Long before he was Dr. Noah Drake in "General Hospital," Rick Springfield had explored and refined the art of infectious pop. But 10 years ago nobody was buying his prescriptions. The pulse as well as the beat went on, however, and now Springfield's catchy, hard-edged melodic pop is a dominant sound on the radio and in record sales.

At the Merriweather Post Pavilion last night, before a screaming crowd of 12,000, Springfield performed an 80-minute set that had as many ups, downs and turnarounds as an hour-long soap opera.

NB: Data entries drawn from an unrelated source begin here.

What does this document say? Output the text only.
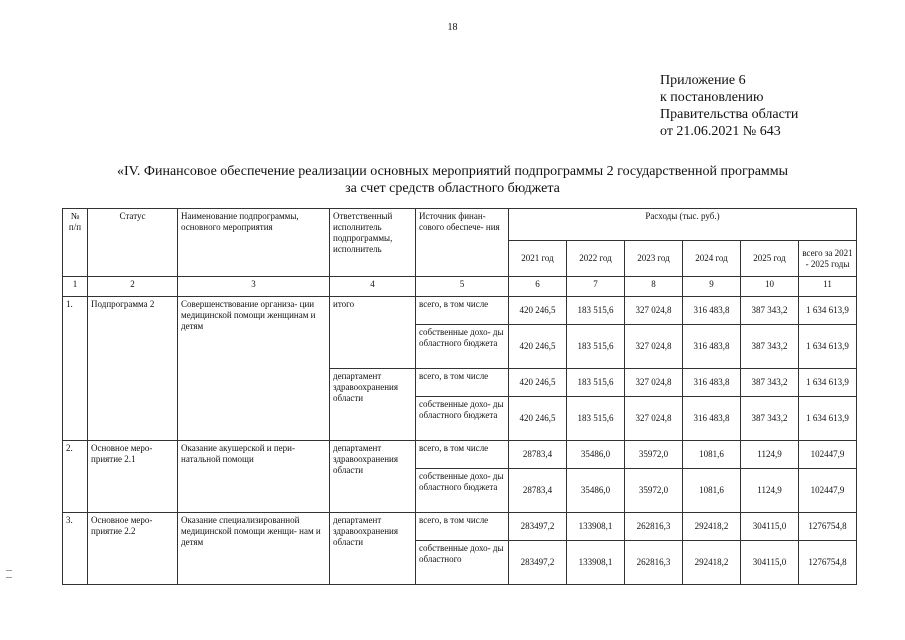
18
Приложение 6
к постановлению
Правительства области
от 21.06.2021 № 643
«IV. Финансовое обеспечение реализации основных мероприятий подпрограммы 2 государственной программы
за счет средств областного бюджета
№ п/п	Статус	Наименование подпрограммы, основного мероприятия	Ответственный исполнитель подпрограммы, исполнитель	Источник финан- сового обеспече- ния	Расходы (тыс. руб.)					
					2021 год	2022 год	2023 год	2024 год	2025 год	всего за 2021 - 2025 годы
1	2	3	4	5	6	7	8	9	10	11
1.	Подпрограмма 2	Совершенствование организа- ции медицинской помощи женщинам и детям	итого	всего, в том числе	420 246,5	183 515,6	327 024,8	316 483,8	387 343,2	1 634 613,9
				собственные дохо- ды областного бюджета	420 246,5	183 515,6	327 024,8	316 483,8	387 343,2	1 634 613,9
			департамент здравоохранения области	всего, в том числе	420 246,5	183 515,6	327 024,8	316 483,8	387 343,2	1 634 613,9
				собственные дохо- ды областного бюджета	420 246,5	183 515,6	327 024,8	316 483,8	387 343,2	1 634 613,9
2.	Основное меро- приятие 2.1	Оказание акушерской и пери- натальной помощи	департамент здравоохранения области	всего, в том числе	28783,4	35486,0	35972,0	1081,6	1124,9	102447,9
				собственные дохо- ды областного бюджета	28783,4	35486,0	35972,0	1081,6	1124,9	102447,9
3.	Основное меро- приятие 2.2	Оказание специализированной медицинской помощи женщи- нам и детям	департамент здравоохранения области	всего, в том числе	283497,2	133908,1	262816,3	292418,2	304115,0	1276754,8
				собственные дохо- ды областного	283497,2	133908,1	262816,3	292418,2	304115,0	1276754,8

Like the skilled surgeon he portrays on TV, Springfield at first diagnosed the causes and after-effects of that most dreaded disease, love, in terse mini-soaps, sutured with singing guitar lines and sealed in airtight (though occasionally repetitious) frames. His songs show too much of a tendency to include the words "girls," "love" and "flash" or "night/right," as in "Love Is All Right Tonight." These songs are not overly ambitious in structure or content; like a cold, they tend to stay with you if you're not careful.

As a performer, Springfield has obviously benefited from his acting experience; he moves around the stage like a gazelle, a swirling, energetic catalogue of rock 'n' roll moves, smoothly delivered to screams that punctuated his songs like a high-pitched backbeat. One didn't need a stethoscope to note the throbbing hearts in Columbia. All in all, Rick Springfield turned out to be just what the nurses ordered.